Near-Miss ECC refreshes all data read by the application that exceeds a configured threshold of errors. Dynamic Data-Refresh scan reads all data and identifies the error status of all blocks as a background operation. If a certain threshold of errors per block or ECC unit is exceeded in this scan-read, a refresh operation is triggered.
These features are often titled differently by different controller companies and ultimately the logic and algorithms behind them, while targeting a common goal, reach them differently. One should establish a close relationship with their controller company to understand how these features operate differently in collaboration with the qualified flashes.
Error Correction Still the Priority
Finally, error correction has become one of the most well-known and important tasks of flash-memory controllers. While error prevention should carry more weight in terms of its worth, the complexity and strength of error correction ultimately leaves it taking the cake as most valued mechanism of the controller.
Error-correction coding has become increasingly difficult when considering area and power limitations. With increasing demand toward the capabilities of the error correction, the older codes are no longer able to deliver the demanded correction performance based on limited spare area that’s available in the latest flashes.
On that front, Hyperstone developed its own error-correction engine—a hard- and soft-decision error-correction module based on generalized concatenated codes. The advantage that this code-construction offers is in one particular aspect: the number of correctable errors in each codeword can be analytically determined. This implies that for every codeword, the error correction can guarantee a level of correction performance.
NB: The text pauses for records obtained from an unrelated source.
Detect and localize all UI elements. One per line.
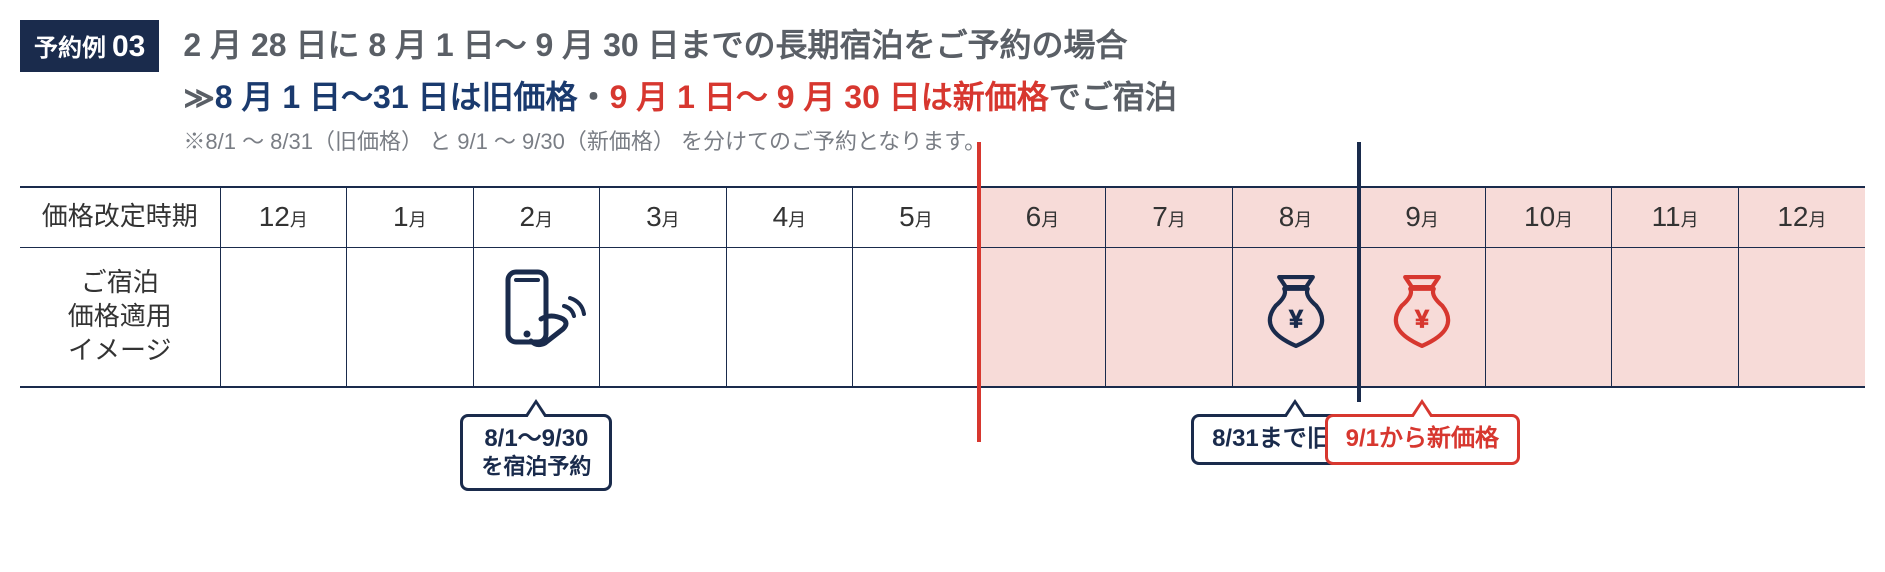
month-head: 9月 bbox=[1359, 187, 1486, 247]
example-badge: 予約例 03 bbox=[20, 20, 159, 72]
month-head: 2月 bbox=[473, 187, 600, 247]
month-body-cell bbox=[1232, 247, 1359, 387]
month-body-cell bbox=[1106, 247, 1233, 387]
money-bag-navy-icon bbox=[1254, 272, 1338, 356]
month-body-cell bbox=[1612, 247, 1739, 387]
month-body-cell bbox=[853, 247, 980, 387]
month-head: 3月 bbox=[600, 187, 727, 247]
heading-sub: ≫8 月 1 日～31 日は旧価格・9 月 1 日～ 9 月 30 日は新価格で… bbox=[183, 72, 1865, 118]
month-body-cell bbox=[726, 247, 853, 387]
month-body-cell bbox=[600, 247, 727, 387]
month-head: 4月 bbox=[726, 187, 853, 247]
chevron-icon: ≫ bbox=[183, 82, 208, 115]
month-head: 12月 bbox=[220, 187, 347, 247]
money-bag-red-icon bbox=[1380, 272, 1464, 356]
timeline-header-row: 価格改定時期 12月1月2月3月4月5月6月7月8月9月10月11月12月 bbox=[20, 187, 1865, 247]
month-head: 12月 bbox=[1738, 187, 1865, 247]
month-head: 5月 bbox=[853, 187, 980, 247]
month-body-cell bbox=[1738, 247, 1865, 387]
heading-block: 2 月 28 日に 8 月 1 日～ 9 月 30 日までの長期宿泊をご予約の場… bbox=[183, 20, 1865, 156]
badge-number: 03 bbox=[112, 30, 145, 64]
month-body-cell bbox=[1359, 247, 1486, 387]
price-change-line-red bbox=[977, 142, 981, 442]
timeline: 価格改定時期 12月1月2月3月4月5月6月7月8月9月10月11月12月 ご宿… bbox=[20, 186, 1865, 508]
callout-red: 9/1から新価格 bbox=[1325, 414, 1520, 465]
row2-label: ご宿泊価格適用イメージ bbox=[20, 247, 220, 387]
header: 予約例 03 2 月 28 日に 8 月 1 日～ 9 月 30 日までの長期宿… bbox=[20, 20, 1865, 156]
month-head: 1月 bbox=[347, 187, 474, 247]
callout-navy: 8/1～9/30を宿泊予約 bbox=[460, 414, 612, 491]
month-body-cell bbox=[979, 247, 1106, 387]
month-head: 11月 bbox=[1612, 187, 1739, 247]
month-body-cell bbox=[1485, 247, 1612, 387]
heading-sub-red: 9 月 1 日～ 9 月 30 日は新価格 bbox=[610, 79, 1049, 115]
month-head: 7月 bbox=[1106, 187, 1233, 247]
row1-label: 価格改定時期 bbox=[20, 187, 220, 247]
callout-row: 8/1～9/30を宿泊予約8/31まで旧価格9/1から新価格 bbox=[20, 388, 1865, 508]
heading-sub-mid: ・ bbox=[578, 79, 610, 115]
heading-sub-tail: でご宿泊 bbox=[1049, 79, 1177, 115]
phone-tap-icon bbox=[486, 264, 586, 364]
heading-note: ※8/1 ～ 8/31（旧価格） と 9/1 ～ 9/30（新価格） を分けての… bbox=[183, 124, 1865, 156]
month-body-cell bbox=[473, 247, 600, 387]
month-body-cell bbox=[347, 247, 474, 387]
month-head: 6月 bbox=[979, 187, 1106, 247]
timeline-body-row: ご宿泊価格適用イメージ bbox=[20, 247, 1865, 387]
month-body-cell bbox=[220, 247, 347, 387]
heading-sub-blue: 8 月 1 日～31 日は旧価格 bbox=[215, 79, 578, 115]
price-change-line-navy bbox=[1357, 142, 1361, 402]
month-head: 8月 bbox=[1232, 187, 1359, 247]
month-head: 10月 bbox=[1485, 187, 1612, 247]
heading-main: 2 月 28 日に 8 月 1 日～ 9 月 30 日までの長期宿泊をご予約の場… bbox=[183, 20, 1865, 66]
badge-label: 予約例 bbox=[34, 28, 106, 63]
timeline-table: 価格改定時期 12月1月2月3月4月5月6月7月8月9月10月11月12月 ご宿… bbox=[20, 186, 1865, 388]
As for all of the available flash memories that specify a guaranteed bit error rate, it’s possible to guarantee a reliable operation within specified parameters.
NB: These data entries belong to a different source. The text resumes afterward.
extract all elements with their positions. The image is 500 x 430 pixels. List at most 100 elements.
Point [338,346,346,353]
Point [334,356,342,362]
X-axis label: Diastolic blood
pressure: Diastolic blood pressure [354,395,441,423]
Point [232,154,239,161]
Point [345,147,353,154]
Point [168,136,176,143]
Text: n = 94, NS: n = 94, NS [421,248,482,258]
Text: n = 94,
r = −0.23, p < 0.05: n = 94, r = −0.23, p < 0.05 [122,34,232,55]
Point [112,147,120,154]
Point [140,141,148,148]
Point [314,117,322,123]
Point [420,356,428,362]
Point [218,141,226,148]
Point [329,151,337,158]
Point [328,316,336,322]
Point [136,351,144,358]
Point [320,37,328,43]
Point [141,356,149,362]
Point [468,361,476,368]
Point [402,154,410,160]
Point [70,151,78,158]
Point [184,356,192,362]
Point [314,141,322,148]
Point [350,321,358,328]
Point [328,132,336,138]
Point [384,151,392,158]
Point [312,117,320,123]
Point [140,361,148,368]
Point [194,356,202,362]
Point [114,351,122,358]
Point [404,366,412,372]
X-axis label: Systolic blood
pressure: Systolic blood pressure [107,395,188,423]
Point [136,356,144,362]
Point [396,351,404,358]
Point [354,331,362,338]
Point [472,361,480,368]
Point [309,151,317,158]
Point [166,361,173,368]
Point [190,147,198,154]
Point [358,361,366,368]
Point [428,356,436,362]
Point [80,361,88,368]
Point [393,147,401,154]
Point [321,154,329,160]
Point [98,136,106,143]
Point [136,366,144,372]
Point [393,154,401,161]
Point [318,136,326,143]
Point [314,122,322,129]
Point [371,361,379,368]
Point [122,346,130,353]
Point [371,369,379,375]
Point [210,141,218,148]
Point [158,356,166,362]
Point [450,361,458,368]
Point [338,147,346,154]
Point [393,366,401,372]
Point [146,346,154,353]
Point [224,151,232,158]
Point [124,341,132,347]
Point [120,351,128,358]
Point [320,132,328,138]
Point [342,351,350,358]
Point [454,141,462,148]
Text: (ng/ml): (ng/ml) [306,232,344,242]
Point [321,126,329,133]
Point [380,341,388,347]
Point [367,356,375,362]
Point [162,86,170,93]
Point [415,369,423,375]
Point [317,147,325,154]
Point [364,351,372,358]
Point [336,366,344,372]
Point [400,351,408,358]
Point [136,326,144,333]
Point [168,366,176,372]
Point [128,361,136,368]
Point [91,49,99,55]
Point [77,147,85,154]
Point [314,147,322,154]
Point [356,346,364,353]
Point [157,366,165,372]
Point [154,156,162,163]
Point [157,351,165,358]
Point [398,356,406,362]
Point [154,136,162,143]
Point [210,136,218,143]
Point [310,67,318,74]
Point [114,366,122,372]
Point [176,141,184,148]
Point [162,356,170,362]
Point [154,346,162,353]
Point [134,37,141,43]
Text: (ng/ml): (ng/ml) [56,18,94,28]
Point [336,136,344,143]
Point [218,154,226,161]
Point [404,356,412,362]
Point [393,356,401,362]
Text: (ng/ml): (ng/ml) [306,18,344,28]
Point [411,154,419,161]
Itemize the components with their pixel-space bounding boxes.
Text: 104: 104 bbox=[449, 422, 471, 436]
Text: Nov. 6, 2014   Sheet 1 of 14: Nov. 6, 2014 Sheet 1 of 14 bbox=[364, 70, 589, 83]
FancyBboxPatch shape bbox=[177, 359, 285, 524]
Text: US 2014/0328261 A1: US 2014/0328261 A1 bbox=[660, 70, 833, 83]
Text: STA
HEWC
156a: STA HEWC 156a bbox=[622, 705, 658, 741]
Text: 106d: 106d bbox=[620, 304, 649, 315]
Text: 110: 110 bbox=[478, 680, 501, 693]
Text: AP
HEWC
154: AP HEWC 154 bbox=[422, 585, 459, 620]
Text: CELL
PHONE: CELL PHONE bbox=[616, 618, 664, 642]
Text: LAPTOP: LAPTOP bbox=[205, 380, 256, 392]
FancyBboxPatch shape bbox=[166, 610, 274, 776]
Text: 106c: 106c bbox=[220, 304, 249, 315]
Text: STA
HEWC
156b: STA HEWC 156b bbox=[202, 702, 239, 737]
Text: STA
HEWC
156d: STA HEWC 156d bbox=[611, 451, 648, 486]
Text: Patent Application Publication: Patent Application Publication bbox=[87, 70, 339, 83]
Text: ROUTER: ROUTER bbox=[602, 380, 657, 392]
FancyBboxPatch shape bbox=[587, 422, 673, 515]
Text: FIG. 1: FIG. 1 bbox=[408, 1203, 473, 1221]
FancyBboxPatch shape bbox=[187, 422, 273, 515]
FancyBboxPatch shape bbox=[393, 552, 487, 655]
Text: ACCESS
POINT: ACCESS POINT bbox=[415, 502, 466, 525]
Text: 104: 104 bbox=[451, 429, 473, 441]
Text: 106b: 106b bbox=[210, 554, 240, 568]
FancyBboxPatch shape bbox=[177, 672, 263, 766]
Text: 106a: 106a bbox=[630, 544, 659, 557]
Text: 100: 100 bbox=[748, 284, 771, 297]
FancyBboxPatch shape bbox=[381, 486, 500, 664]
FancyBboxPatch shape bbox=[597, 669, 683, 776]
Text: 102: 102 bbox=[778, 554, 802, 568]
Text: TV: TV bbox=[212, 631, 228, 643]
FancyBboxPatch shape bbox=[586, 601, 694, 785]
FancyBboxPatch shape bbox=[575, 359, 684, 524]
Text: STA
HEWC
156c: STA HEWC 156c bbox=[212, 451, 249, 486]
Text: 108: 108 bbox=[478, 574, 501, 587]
When the data is read back from the flash memory and passed into the error-correction module, the decision of which bits are erroneous is based solely on the redundant information added into the codeword. Using only this information implies that for every single bit, it’s equally likely that it’s correct or incorrect.
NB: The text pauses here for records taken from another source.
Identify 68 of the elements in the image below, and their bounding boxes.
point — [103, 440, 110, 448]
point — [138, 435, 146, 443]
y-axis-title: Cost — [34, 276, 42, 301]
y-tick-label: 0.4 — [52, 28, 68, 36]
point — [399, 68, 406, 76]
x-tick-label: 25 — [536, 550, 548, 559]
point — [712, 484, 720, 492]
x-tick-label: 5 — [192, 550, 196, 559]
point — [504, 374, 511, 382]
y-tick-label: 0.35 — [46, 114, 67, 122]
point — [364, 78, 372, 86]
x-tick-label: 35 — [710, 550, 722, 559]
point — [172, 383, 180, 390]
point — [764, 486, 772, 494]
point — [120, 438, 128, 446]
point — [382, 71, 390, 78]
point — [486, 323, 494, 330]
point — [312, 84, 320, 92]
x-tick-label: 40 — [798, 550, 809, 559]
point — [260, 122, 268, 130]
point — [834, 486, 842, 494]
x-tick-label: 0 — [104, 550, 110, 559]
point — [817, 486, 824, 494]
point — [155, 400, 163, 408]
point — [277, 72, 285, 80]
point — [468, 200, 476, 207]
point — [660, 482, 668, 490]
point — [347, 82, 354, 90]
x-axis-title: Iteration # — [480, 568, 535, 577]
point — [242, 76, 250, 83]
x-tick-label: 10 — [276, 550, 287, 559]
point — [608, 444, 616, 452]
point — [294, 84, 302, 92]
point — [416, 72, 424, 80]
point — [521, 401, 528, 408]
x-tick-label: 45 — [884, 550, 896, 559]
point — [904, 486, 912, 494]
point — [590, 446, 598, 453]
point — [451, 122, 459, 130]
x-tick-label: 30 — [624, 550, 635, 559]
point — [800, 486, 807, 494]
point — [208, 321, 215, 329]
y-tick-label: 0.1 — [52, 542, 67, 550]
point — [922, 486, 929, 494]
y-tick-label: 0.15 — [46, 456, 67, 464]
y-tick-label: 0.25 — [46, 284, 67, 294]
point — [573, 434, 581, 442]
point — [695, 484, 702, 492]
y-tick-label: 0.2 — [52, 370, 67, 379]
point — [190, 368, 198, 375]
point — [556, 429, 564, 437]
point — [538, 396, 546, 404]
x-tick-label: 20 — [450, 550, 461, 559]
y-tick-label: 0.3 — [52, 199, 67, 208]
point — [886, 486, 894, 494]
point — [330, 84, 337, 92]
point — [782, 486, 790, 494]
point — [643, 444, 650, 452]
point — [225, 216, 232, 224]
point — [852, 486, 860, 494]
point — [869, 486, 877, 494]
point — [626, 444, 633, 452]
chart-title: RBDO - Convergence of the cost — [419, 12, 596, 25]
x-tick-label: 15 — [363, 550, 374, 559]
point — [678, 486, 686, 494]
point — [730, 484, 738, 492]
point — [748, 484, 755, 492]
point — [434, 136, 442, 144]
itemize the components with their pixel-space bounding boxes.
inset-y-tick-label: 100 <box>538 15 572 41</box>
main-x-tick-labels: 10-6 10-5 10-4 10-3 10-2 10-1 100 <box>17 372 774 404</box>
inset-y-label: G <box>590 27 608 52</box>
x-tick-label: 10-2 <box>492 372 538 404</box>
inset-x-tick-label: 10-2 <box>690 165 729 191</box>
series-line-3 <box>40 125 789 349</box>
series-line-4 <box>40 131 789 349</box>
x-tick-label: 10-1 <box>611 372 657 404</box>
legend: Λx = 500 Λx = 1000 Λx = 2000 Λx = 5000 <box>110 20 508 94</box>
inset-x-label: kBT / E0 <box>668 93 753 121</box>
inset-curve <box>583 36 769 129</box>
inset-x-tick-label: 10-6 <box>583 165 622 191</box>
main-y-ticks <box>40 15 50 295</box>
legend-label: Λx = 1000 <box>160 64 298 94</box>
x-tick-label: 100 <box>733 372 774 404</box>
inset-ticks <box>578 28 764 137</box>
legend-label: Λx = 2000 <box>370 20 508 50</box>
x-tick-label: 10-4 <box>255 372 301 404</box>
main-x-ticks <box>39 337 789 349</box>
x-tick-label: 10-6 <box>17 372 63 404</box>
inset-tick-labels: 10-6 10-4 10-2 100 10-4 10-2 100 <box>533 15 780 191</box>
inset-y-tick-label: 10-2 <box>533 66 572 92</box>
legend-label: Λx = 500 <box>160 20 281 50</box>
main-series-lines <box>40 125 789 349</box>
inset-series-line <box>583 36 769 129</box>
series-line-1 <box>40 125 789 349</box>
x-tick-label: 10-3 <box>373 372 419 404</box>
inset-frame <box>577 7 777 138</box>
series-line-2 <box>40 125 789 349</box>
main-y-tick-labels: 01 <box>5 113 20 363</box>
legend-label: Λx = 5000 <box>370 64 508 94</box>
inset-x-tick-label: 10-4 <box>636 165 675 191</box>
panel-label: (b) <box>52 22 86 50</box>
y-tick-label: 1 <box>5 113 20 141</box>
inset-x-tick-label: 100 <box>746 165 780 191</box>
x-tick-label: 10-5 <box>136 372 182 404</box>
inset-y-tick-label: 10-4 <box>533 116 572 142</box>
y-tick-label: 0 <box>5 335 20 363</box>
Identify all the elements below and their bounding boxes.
Utilizing so-called soft-information takes probabilities into account, which indicate how likely the received bit is what’s received or that it was of the other value (a bit can either be “zero” or “one”). These probabilities are taken from LLR tables that have been generated and stored in lookup tables in the controller. Using this information, the error correction now has a lot more input: For every single bit the probability information now indicates how likely this bit is what was received, e.g., a zero was received with 74% confidence that the original value was a zero. The error correction has a clear indication which bits are likely to be wrong and those that are unlikely to be wrong. This additional information significantly increases the correction capabilities of the error correction.
Conclusion
Flash-memory controllers are the key component that ensures reliable and secure handling of flash memories. They handle an array of features designed to efficiently manage data transfers onto the flash memory, and they do more than error correction—they also offer error prevention.
2. Shown is a block diagram of the FlashXE eXtended Endurance ecosystem.
However, these features are all engineered differently, and depending on a company’s business model and focus, your controller could be doing the bare minimum. Hyperstone calls this collective of features, mechanisms, and complex processes, which is aimed at increasing the endurance and therefore the reliability of flash memories, the FlashXE eXtended Endurance ecosystem (Fig. 2).
Lena Harman is Marketing Coordinator at Hyperstone.